Angry Legos Becoming More Common

A recent review of Lego mini-figures by a New Zealand researcher has found they are getting angrier with each passing year.

A Lego mini-figure is a small plastic articulated figurine available as part of the Lego series or themed kit, produced by Danish toy manufacturer the Lego Group. Over 3.7 billion have been produced since their inception in 1978.

Mini-figures have appeared in a variety of media, including movies and video games such as “Lego: Star Wars.” But typically the figures are found within a Lego series.

While some are meant to represent specific characters – licensed from film franchises like Star Wars and Lord of the Rings – many are unnamed and are designed simply to fit within a certain theme such as police officers, astronauts, and pirates, but the company also produces series with warrior women and revolutionary soldiers.

But according to Dr. Christoph Bartneck of the University of Canterbury the number of happy expressions on Lego mini-figures is on the decline – in contrast, the number of angry faces are increasing. A greater variety among the characters has been regularly introduced every year since the 90s – but anger seems to be the more popular expression plastered over their tiny plastic faces.

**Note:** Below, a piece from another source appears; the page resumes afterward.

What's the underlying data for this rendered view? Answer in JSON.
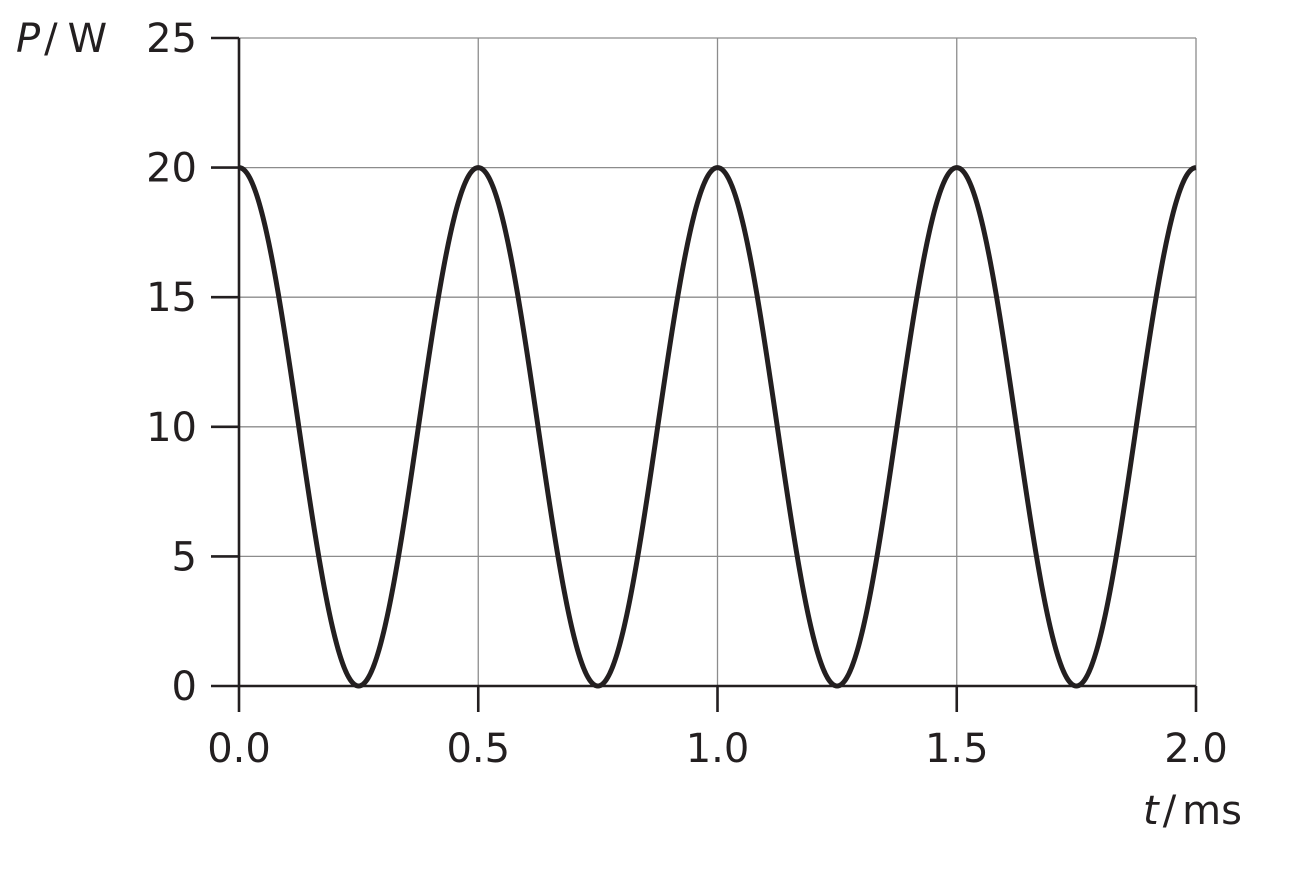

Dr. Bartneck, who has studied 6,000 Lego mini-figures, and will present a paper on his findings at the First International Conference on Human-Agent Interaction in Sapporo, Japan starting August 7, finds this trend unsettling.

The UC’s HIT Lab Acting Director is simply concerned how the move from only positive faces to an increasing number of negative faces, armed with compatible mini-weapons, influences child play.

“It is important to study how to create appropriate expressions and how these expressions are perceived by the users. Children’s toys and how they are perceived can have a significant impact on children,’’ Dr. Bartneck says.

Dr. Bartneck says the themes are becoming more about conflict – the battle between good and evil – a good force struggling against a villainous one, branding more and more characters with either strife or smugness.